Exploring in a logical mode#
A lot of learning material arrives as a string of claims you’re quietly expected to swallow whole. You can do better than swallow. When you stop to ask why something is true, how the pieces hang together, and whether the argument actually holds, you stop being a passenger and start working the idea — and worked ideas are the ones that stick. That’s logical exploration: meeting material with reasoning and structure rather than just reading it through.
This isn’t a mode reserved for “logical people” or the mathematically minded — and matching study to a supposed “logical style” isn’t the lever it was sold as (what the evidence really says about learning styles ). It’s a general tactic, available to every learner, and it leans on one of the better-evidenced things we know about studying: when you elaborate on material — generate reasons, explain the connections, ask and answer “why” — you understand and remember it far better than when you simply re-read it (Dunlosky et al., 2013). Below are three ways to do that on purpose.

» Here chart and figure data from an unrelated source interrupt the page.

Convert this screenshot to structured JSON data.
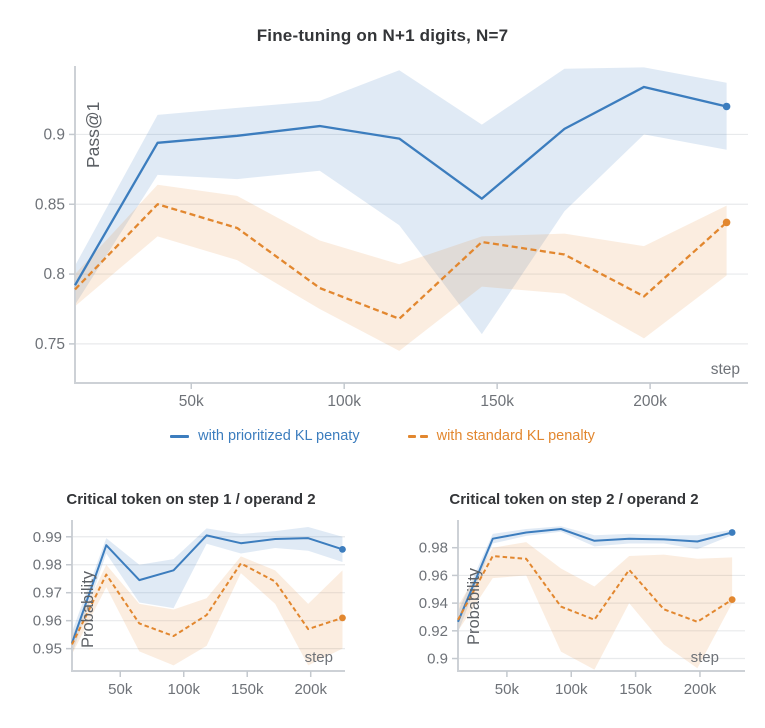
{
  "figure": {
    "title": "Fine-tuning on N+1 digits, N=7",
    "legend": [
      {
        "label": "with prioritized KL penaty",
        "color": "#3c7dbe",
        "style": "solid"
      },
      {
        "label": "with standard KL penalty",
        "color": "#e2872f",
        "style": "dashed"
      }
    ],
    "accent_blue": "#3c7dbe",
    "accent_orange": "#e2872f"
  },
  "chart_data": [
    {
      "type": "line",
      "title": "Fine-tuning on N+1 digits, N=7",
      "xlabel": "step",
      "ylabel": "Pass@1",
      "x": [
        12,
        39,
        65,
        92,
        118,
        145,
        172,
        198,
        225
      ],
      "x_unit": "k steps",
      "xlim": [
        12,
        232
      ],
      "ylim": [
        0.722,
        0.949
      ],
      "grid": true,
      "legend_position": "below",
      "x_ticks": [
        {
          "v": 50,
          "label": "50k"
        },
        {
          "v": 100,
          "label": "100k"
        },
        {
          "v": 150,
          "label": "150k"
        },
        {
          "v": 200,
          "label": "200k"
        }
      ],
      "y_ticks": [
        {
          "v": 0.9,
          "label": "0.9"
        },
        {
          "v": 0.85,
          "label": "0.85"
        },
        {
          "v": 0.8,
          "label": "0.8"
        },
        {
          "v": 0.75,
          "label": "0.75"
        }
      ],
      "series": [
        {
          "name": "with prioritized KL penaty",
          "color": "#3c7dbe",
          "band_color": "rgba(60,125,190,0.16)",
          "dashed": false,
          "end_dot": true,
          "values": [
            0.792,
            0.894,
            0.899,
            0.906,
            0.897,
            0.854,
            0.904,
            0.934,
            0.92
          ],
          "band_hi": [
            0.806,
            0.914,
            0.919,
            0.924,
            0.946,
            0.907,
            0.947,
            0.948,
            0.937
          ],
          "band_lo": [
            0.778,
            0.871,
            0.868,
            0.874,
            0.835,
            0.757,
            0.845,
            0.9,
            0.889
          ]
        },
        {
          "name": "with standard KL penalty",
          "color": "#e2872f",
          "band_color": "rgba(226,135,47,0.15)",
          "dashed": true,
          "end_dot": true,
          "values": [
            0.789,
            0.85,
            0.833,
            0.79,
            0.768,
            0.823,
            0.814,
            0.784,
            0.837
          ],
          "band_hi": [
            0.8,
            0.864,
            0.856,
            0.824,
            0.807,
            0.827,
            0.829,
            0.82,
            0.849
          ],
          "band_lo": [
            0.777,
            0.827,
            0.81,
            0.775,
            0.745,
            0.791,
            0.786,
            0.754,
            0.799
          ]
        }
      ]
    },
    {
      "type": "line",
      "title": "Critical token on step 1 / operand 2",
      "xlabel": "step",
      "ylabel": "Probability",
      "x": [
        12,
        39,
        65,
        92,
        118,
        145,
        172,
        198,
        225
      ],
      "x_unit": "k steps",
      "xlim": [
        12,
        227
      ],
      "ylim": [
        0.942,
        0.996
      ],
      "grid": true,
      "x_ticks": [
        {
          "v": 50,
          "label": "50k"
        },
        {
          "v": 100,
          "label": "100k"
        },
        {
          "v": 150,
          "label": "150k"
        },
        {
          "v": 200,
          "label": "200k"
        }
      ],
      "y_ticks": [
        {
          "v": 0.99,
          "label": "0.99"
        },
        {
          "v": 0.98,
          "label": "0.98"
        },
        {
          "v": 0.97,
          "label": "0.97"
        },
        {
          "v": 0.96,
          "label": "0.96"
        },
        {
          "v": 0.95,
          "label": "0.95"
        }
      ],
      "series": [
        {
          "name": "with prioritized KL penaty",
          "color": "#3c7dbe",
          "band_color": "rgba(60,125,190,0.16)",
          "dashed": false,
          "end_dot": true,
          "values": [
            0.952,
            0.987,
            0.9745,
            0.978,
            0.9905,
            0.9877,
            0.9892,
            0.9895,
            0.9855
          ],
          "band_hi": [
            0.956,
            0.9895,
            0.98,
            0.982,
            0.993,
            0.991,
            0.992,
            0.9935,
            0.99
          ],
          "band_lo": [
            0.948,
            0.984,
            0.9665,
            0.9645,
            0.9875,
            0.984,
            0.986,
            0.985,
            0.981
          ]
        },
        {
          "name": "with standard KL penalty",
          "color": "#e2872f",
          "band_color": "rgba(226,135,47,0.15)",
          "dashed": true,
          "end_dot": true,
          "values": [
            0.9515,
            0.9765,
            0.959,
            0.9545,
            0.962,
            0.9805,
            0.974,
            0.957,
            0.961
          ],
          "band_hi": [
            0.9545,
            0.98,
            0.966,
            0.964,
            0.968,
            0.983,
            0.978,
            0.966,
            0.978
          ],
          "band_lo": [
            0.948,
            0.972,
            0.949,
            0.944,
            0.951,
            0.977,
            0.966,
            0.944,
            0.95
          ]
        }
      ]
    },
    {
      "type": "line",
      "title": "Critical token on step 2 / operand 2",
      "xlabel": "step",
      "ylabel": "Probability",
      "x": [
        12,
        39,
        65,
        92,
        118,
        145,
        172,
        198,
        225
      ],
      "x_unit": "k steps",
      "xlim": [
        12,
        235
      ],
      "ylim": [
        0.891,
        1.0
      ],
      "grid": true,
      "x_ticks": [
        {
          "v": 50,
          "label": "50k"
        },
        {
          "v": 100,
          "label": "100k"
        },
        {
          "v": 150,
          "label": "150k"
        },
        {
          "v": 200,
          "label": "200k"
        }
      ],
      "y_ticks": [
        {
          "v": 0.98,
          "label": "0.98"
        },
        {
          "v": 0.96,
          "label": "0.96"
        },
        {
          "v": 0.94,
          "label": "0.94"
        },
        {
          "v": 0.92,
          "label": "0.92"
        },
        {
          "v": 0.9,
          "label": "0.9"
        }
      ],
      "series": [
        {
          "name": "with prioritized KL penaty",
          "color": "#3c7dbe",
          "band_color": "rgba(60,125,190,0.16)",
          "dashed": false,
          "end_dot": true,
          "values": [
            0.9265,
            0.9865,
            0.991,
            0.9935,
            0.985,
            0.9865,
            0.986,
            0.9845,
            0.991
          ],
          "band_hi": [
            0.934,
            0.99,
            0.9935,
            0.9955,
            0.989,
            0.99,
            0.989,
            0.989,
            0.993
          ],
          "band_lo": [
            0.919,
            0.983,
            0.9885,
            0.9915,
            0.981,
            0.983,
            0.983,
            0.979,
            0.989
          ]
        },
        {
          "name": "with standard KL penalty",
          "color": "#e2872f",
          "band_color": "rgba(226,135,47,0.15)",
          "dashed": true,
          "end_dot": true,
          "values": [
            0.928,
            0.974,
            0.972,
            0.9375,
            0.928,
            0.964,
            0.9355,
            0.9265,
            0.9425
          ],
          "band_hi": [
            0.938,
            0.98,
            0.984,
            0.965,
            0.952,
            0.974,
            0.975,
            0.972,
            0.973
          ],
          "band_lo": [
            0.92,
            0.958,
            0.96,
            0.905,
            0.892,
            0.94,
            0.91,
            0.893,
            0.94
          ]
        }
      ]
    }
  ]
}
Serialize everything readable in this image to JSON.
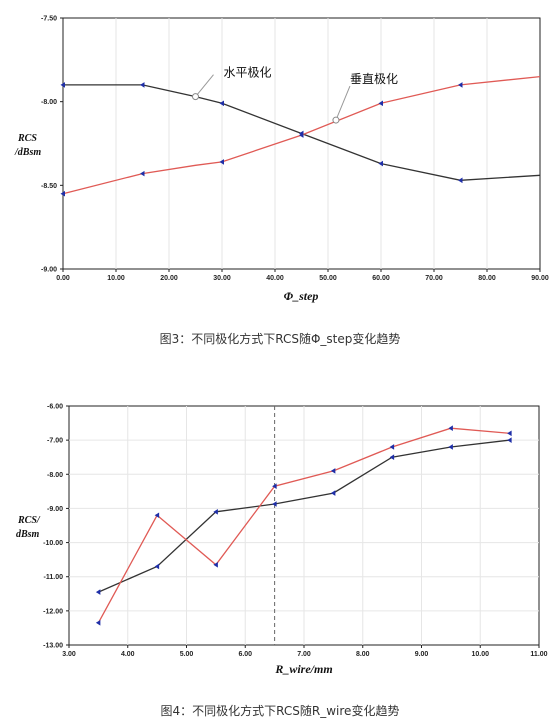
{
  "chart_data": [
    {
      "type": "line",
      "x": [
        0,
        15,
        25,
        30,
        45,
        60,
        75,
        90
      ],
      "series": [
        {
          "name": "水平极化",
          "color": "#333333",
          "marker_x": [
            0,
            15,
            30,
            45,
            60,
            75
          ],
          "values": [
            -7.9,
            -7.9,
            -7.97,
            -8.01,
            -8.19,
            -8.37,
            -8.47,
            -8.44
          ]
        },
        {
          "name": "垂直极化",
          "color": "#e05a55",
          "marker_x": [
            0,
            15,
            30,
            45,
            60,
            75
          ],
          "values": [
            -8.55,
            -8.43,
            -8.38,
            -8.36,
            -8.2,
            -8.01,
            -7.9,
            -7.85
          ]
        }
      ],
      "ylabel_lines": [
        "RCS",
        "/dBsm"
      ],
      "xlabel": "Φ_step",
      "xlim": [
        0,
        90
      ],
      "ylim": [
        -9.0,
        -7.5
      ],
      "xticks": [
        "0.00",
        "10.00",
        "20.00",
        "30.00",
        "40.00",
        "50.00",
        "60.00",
        "70.00",
        "80.00",
        "90.00"
      ],
      "yticks": [
        "-7.50",
        "-8.00",
        "-8.50",
        "-9.00"
      ],
      "annotations": [
        {
          "text": "水平极化",
          "x": 25,
          "y": -7.97
        },
        {
          "text": "垂直极化",
          "x": 51.5,
          "y": -8.11
        }
      ],
      "grid": true,
      "caption": "图3：不同极化方式下RCS随Φ_step变化趋势"
    },
    {
      "type": "line",
      "x": [
        3.5,
        4.5,
        5.5,
        6.5,
        7.5,
        8.5,
        9.5,
        10.5
      ],
      "series": [
        {
          "color": "#333333",
          "values": [
            -11.45,
            -10.7,
            -9.1,
            -8.87,
            -8.55,
            -7.5,
            -7.2,
            -7.0
          ]
        },
        {
          "color": "#e05a55",
          "values": [
            -12.35,
            -9.2,
            -10.65,
            -8.35,
            -7.9,
            -7.2,
            -6.65,
            -6.8
          ]
        }
      ],
      "ylabel_lines": [
        "RCS/",
        "dBsm"
      ],
      "xlabel": "R_wire/mm",
      "xlim": [
        3.0,
        11.0
      ],
      "ylim": [
        -13.0,
        -6.0
      ],
      "xticks": [
        "3.00",
        "4.00",
        "5.00",
        "6.00",
        "7.00",
        "8.00",
        "9.00",
        "10.00",
        "11.00"
      ],
      "yticks": [
        "-6.00",
        "-7.00",
        "-8.00",
        "-9.00",
        "-10.00",
        "-11.00",
        "-12.00",
        "-13.00"
      ],
      "vline_x": 6.5,
      "grid": true,
      "caption": "图4：不同极化方式下RCS随R_wire变化趋势"
    }
  ]
}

Probe the logic — the OSAID check#
Don’t assume your material is right just because it’s printed. A great deal of what you read is the author’s reasoning, and reasoning can be sound or shaky. Get into the habit of testing the argument underneath a claim — the author’s, and your own. OSAID is a small mnemonic for five kinds of reasoning to look for:
- Objective. Is the argument built on facts? Ask: how do you know they’re facts? Could they be opinions or assumptions wearing a fact’s coat?
- Subjective. Is it built on opinion — the author’s, or someone they’re quoting? Ask: do you trust the source? How reliable is it?
- Assumptive. Is it resting on an unstated assumption? Ask: whose assumption, and what falls over if it’s wrong?
- Inductive. Does it reach a general conclusion from a few specific cases? Ask: can you think of a case that breaks it?
- Deductive. Does it reach a specific conclusion from principles taken as true? Ask: are those principles actually true, and is the step from them to the conclusion a fair one?
The point of OSAID isn’t to win arguments — it’s that the questioning itself is the learning. Working out which kind of reasoning a claim depends on, and where it’s vulnerable, forces you to engage with the material’s structure rather than skate over it. That active interrogation is exactly the kind of elaboration that deepens understanding, and it doubles as a defence against quietly absorbing something that’s wrong.
Build a logic tree#
A logic tree is a simple diagram: a key statement at the top, then branches of supporting reasons or points underneath, each of which may branch again. It’s a way of making an argument’s shape visible — what’s load-bearing, what merely decorates, where a claim is propped up by one thin branch.
The discipline that makes a logic tree worth drawing is keeping each level MECE — mutually exclusive and collectively exhaustive. In plain terms: the branches at any one level shouldn’t overlap, and between them they should cover the whole of what’s above. Chasing that — no gaps, no double-counting — is what drags the fuzzy parts of your understanding into the light. If you can’t make a level MECE, you’ve usually found a spot where you don’t yet understand the topic as well as you thought, and that’s useful feedback, not a failure. If you want to push this further, read up on deductive and inductive reasoning and on structured problem-solving, where these trees come from.

Work it in numbers#
If a topic has numbers in it, explore them — don’t just read past them. Drop figures into a spreadsheet and graph a formula or a set of results, and a relationship that was invisible in a column of digits often jumps straight out: this rises as that falls, this one flattens off, that one runs away. You don’t need to be mathematical to get something from this; you only need to be willing to make the numbers move and watch what they do. As with a sketch or a logic tree, the value is in the doing — the act of setting up the graph and deciding what to plot against what is where the understanding happens.
The takeaway#
Logical exploration is reasoning treated as a study tool. Probe the argument under a claim with OSAID, lay an argument’s structure out as a logic tree, and put a topic’s numbers on a graph — and in each case you’re doing the same underlying thing: elaborating on the material instead of passively receiving it. It feels like more work than reading, because it is. That’s the point — the effort is where the learning lives. It’s a tactic for every learner, not a type, so reach for it whenever a topic has an argument or a structure worth taking apart.